I gripped Patience’s hand. For a long moment I stared at her skin and mine together. I felt a great longing to hold August’s hand. Patey’s skin and mine were so alike, same freckles, same lines in the palms, same-shaped fingernails. August had my same tawny hair, almost a shade of red in the sun. It troubled me that I could not remember a sense of his skin. We three were all we had until we could get home somehow.

 

In short order they herded us belowdecks. As I stood in line for my turn to descend, I looked back at the other ship, so much higher in the water, pocked with cannon holes and missing a mast. None of the prisoners were still on the deck there. I supposed they had returned to that filthy hold already. At least—at least—I thought, I was here with Patience and August. A swell of distress filled my eyes with tears at the thought of having been left behind—though I knew where my feet carried me, down into this ship’s nether regions—just as I had cried over nearly having my finger crushed. I believed I would have died there. If not from cause, I would have died of loneliness.

 

“Ressie. Quit crying. You’re calling attention to yourself. Hush.”

 

“I will try.” That was when I learned to cry inside. Tears welled up and ran down my throat and through my nose, making it run. I gritted my teeth and sniffed hard.

 

We were prisoners, yet once a day about mid-morning we were marched up the steps and fed real soup. It was three days until I spotted August again. To my surprise he walked straight toward me, unshackled and hearty.
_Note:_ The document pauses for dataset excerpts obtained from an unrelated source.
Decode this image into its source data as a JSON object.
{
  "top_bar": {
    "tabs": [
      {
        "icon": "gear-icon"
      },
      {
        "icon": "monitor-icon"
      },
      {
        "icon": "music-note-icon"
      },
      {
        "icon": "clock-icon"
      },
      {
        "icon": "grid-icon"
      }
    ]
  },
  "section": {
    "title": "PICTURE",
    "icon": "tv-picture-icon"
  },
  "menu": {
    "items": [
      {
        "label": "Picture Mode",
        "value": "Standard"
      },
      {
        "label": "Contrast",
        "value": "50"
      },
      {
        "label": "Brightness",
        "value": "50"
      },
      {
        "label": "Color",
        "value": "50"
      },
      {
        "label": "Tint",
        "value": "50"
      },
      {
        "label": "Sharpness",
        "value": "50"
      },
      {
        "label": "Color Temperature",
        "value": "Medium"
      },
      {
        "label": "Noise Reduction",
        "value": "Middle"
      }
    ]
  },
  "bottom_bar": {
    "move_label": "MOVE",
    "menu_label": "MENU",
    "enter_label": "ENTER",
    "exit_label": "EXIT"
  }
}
He seemed uncommonly cheerful. “Hail, Resolute, old girl,” he said. He took my hand and bowed over it as if he were mocking a true gentleman.

 

“Hail a chicken’s hind foot, old brother,” I said. “I had no idea if they had kept the men and boys. You have new clothes, too.”

 

“We were lying before the mast, in a separate hold. That is until yesterday, when some of us became sailors, too.”

 

“What are you speaking of?”

 

“I’ve signed on. They read us the articles and I’ve signed on. I ain’t a prisoner no more. Coxswain second class. Ship’s boy. I get double what the prisoners get to eat and a share in all the plunder. All I have to do is row the captain around and sometimes climb the rigging—” Besides the crude manner, his voice had taken a lower register as if he had a bad ague of the chest.

 

“How you speak. Is your voice this low all the time now?”

 

“Of course. Why would it not be? I am grown, after all.”

 

“La, August. How you go on.”

 

“I fear, Miss Resolute Catherine Eugenia Talbot, that you mistrust my words.”